Imagine a team member who remembers every scrap of information he or she ever encounters, learns from it, shows up for work everyday, and performs with unerring accuracy, reliability, and integrity.
Such a worker may sound like the intended outcome of Australia's impending industrial relations laws, but you are more likely to find one being developed by artificial intelligence (AI) researchers and software developers around Australia and the world.

These researchers are not, however, attempting to replicate human intelligence -- that is a task that would require work by dozens of scientific disciplines and is currently beyond them all. The main obstacle to replicating human intelligence -- ie, AI doing all the things a real person does -- is the human brain's complexity. There are 10 to the power of 15 connections between the synapses inside our heads, a number that is all-but-impossible to replicate.

Another issue is that while we understand the anatomy of the brain in broad brush strokes, the precise electrochemical mechanisms that drive thoughts and deeds are poorly understood. Finding ways to program them into a machine is an almost literally mind-boggling task.

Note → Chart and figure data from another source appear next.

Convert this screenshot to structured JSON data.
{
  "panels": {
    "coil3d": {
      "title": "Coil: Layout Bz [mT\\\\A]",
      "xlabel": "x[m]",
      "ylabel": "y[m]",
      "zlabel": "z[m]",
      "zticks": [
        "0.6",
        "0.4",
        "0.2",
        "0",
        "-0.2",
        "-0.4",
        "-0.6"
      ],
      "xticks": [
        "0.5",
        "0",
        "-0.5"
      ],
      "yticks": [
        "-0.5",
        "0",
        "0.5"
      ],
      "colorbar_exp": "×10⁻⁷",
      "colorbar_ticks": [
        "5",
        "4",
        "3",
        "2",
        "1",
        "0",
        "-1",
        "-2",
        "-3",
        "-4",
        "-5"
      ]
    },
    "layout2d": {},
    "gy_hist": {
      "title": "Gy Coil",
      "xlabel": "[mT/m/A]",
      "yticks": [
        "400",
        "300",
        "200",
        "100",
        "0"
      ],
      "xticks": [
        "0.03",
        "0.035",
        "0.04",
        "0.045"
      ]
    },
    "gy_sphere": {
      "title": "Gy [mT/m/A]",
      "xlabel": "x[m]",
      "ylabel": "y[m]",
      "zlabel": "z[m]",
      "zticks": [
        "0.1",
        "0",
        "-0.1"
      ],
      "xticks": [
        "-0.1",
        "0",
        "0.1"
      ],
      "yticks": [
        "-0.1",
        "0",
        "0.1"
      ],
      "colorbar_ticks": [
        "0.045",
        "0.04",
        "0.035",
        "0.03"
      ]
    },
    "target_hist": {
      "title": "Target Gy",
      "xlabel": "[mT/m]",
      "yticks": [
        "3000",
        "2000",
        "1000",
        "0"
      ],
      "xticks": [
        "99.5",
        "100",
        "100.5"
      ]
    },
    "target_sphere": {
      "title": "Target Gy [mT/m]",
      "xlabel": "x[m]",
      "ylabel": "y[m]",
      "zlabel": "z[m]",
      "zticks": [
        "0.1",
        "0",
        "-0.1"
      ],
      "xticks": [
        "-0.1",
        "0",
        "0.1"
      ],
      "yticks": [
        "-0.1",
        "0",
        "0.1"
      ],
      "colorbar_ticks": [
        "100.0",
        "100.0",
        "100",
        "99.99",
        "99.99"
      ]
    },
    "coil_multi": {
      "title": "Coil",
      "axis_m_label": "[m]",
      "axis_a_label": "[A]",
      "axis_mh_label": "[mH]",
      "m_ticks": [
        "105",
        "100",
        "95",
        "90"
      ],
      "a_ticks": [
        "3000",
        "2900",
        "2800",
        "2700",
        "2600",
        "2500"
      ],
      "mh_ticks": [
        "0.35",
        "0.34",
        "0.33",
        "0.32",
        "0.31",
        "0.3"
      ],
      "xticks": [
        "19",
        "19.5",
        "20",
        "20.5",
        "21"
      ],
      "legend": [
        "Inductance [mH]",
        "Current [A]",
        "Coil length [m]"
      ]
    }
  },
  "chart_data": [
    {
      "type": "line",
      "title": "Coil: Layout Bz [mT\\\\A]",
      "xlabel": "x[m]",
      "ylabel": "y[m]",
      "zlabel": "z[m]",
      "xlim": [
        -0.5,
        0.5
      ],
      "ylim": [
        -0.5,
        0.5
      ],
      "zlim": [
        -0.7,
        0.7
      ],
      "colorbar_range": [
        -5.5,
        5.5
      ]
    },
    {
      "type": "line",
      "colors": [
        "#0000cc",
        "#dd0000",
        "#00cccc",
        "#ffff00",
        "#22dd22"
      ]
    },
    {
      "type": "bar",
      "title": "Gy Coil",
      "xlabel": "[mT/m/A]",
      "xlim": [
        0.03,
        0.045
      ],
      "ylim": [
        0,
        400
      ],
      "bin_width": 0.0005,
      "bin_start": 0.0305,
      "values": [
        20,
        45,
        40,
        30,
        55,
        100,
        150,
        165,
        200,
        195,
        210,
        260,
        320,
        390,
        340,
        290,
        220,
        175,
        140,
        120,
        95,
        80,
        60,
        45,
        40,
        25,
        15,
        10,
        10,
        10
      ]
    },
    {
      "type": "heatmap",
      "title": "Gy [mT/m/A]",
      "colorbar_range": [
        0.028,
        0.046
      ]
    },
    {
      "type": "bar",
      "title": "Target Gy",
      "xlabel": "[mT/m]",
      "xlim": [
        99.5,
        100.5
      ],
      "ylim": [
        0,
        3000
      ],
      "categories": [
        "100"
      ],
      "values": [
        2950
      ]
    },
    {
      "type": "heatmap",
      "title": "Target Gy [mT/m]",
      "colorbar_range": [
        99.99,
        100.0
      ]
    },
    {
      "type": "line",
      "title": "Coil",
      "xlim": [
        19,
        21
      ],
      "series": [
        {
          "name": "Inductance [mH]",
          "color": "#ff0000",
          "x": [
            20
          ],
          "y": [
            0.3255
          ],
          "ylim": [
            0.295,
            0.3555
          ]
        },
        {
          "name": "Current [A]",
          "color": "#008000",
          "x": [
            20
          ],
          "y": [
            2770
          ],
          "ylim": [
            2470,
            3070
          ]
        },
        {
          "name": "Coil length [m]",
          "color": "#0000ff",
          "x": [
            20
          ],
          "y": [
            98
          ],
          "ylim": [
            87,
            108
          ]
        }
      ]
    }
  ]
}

Rather, because building a brain is so hard, most AI researchers instead work to replicate the way humans think in software, a goal worth pursuing as people are pretty good at solving problems.

Take this example: ask a human to recognise a dog, and most will succeed even if their previous experience of canines includes only a single chihuahua and a single great dane. Ask a computer the same question, that also was only offered a data set that described both breeds as a dog, and it would struggle to classify a labrador as also belonging to the canine family and would probably mis-classify a sheep as a dog as well.

The human ability to make classifications and judgements that let us recognise dogs is not supported by most common data processing tools. A database knows where data is stored, not what it is or how to classify it. Yet for the contents of a database to accrue value, it is necessary to classify what it contains so different data can be treated differently. However, using actual humans to classify data is immensely expensive, making AI a worthy aim.

The earliest attempts at baking AI techniques and custom reasoning into code to improve performance and imbue it with abilities that simpler software cannot match were "expert systems". Popular in the 1980s, these aimed to reduce experts' knowledge of reasonably limited problem domains to a knowledge base that was subjected to a series of Boolean rules and other logical processes to extract insights that replicated human thought processes. Users were typically led through a questionnaire to use an expert system.

The technique quickly gathered a reputation as being problematic because, as the numbers of rules in an expert system grew, the potential for conflicts between them escalated. Many expert systems ground to a halt due to many problems requiring lengthy and costly debugging. Since then Moore's Law has been kind to expert systems by offering them sheer processing power to make the technique more viable, but other more sophisticated techniques have since come to the fore.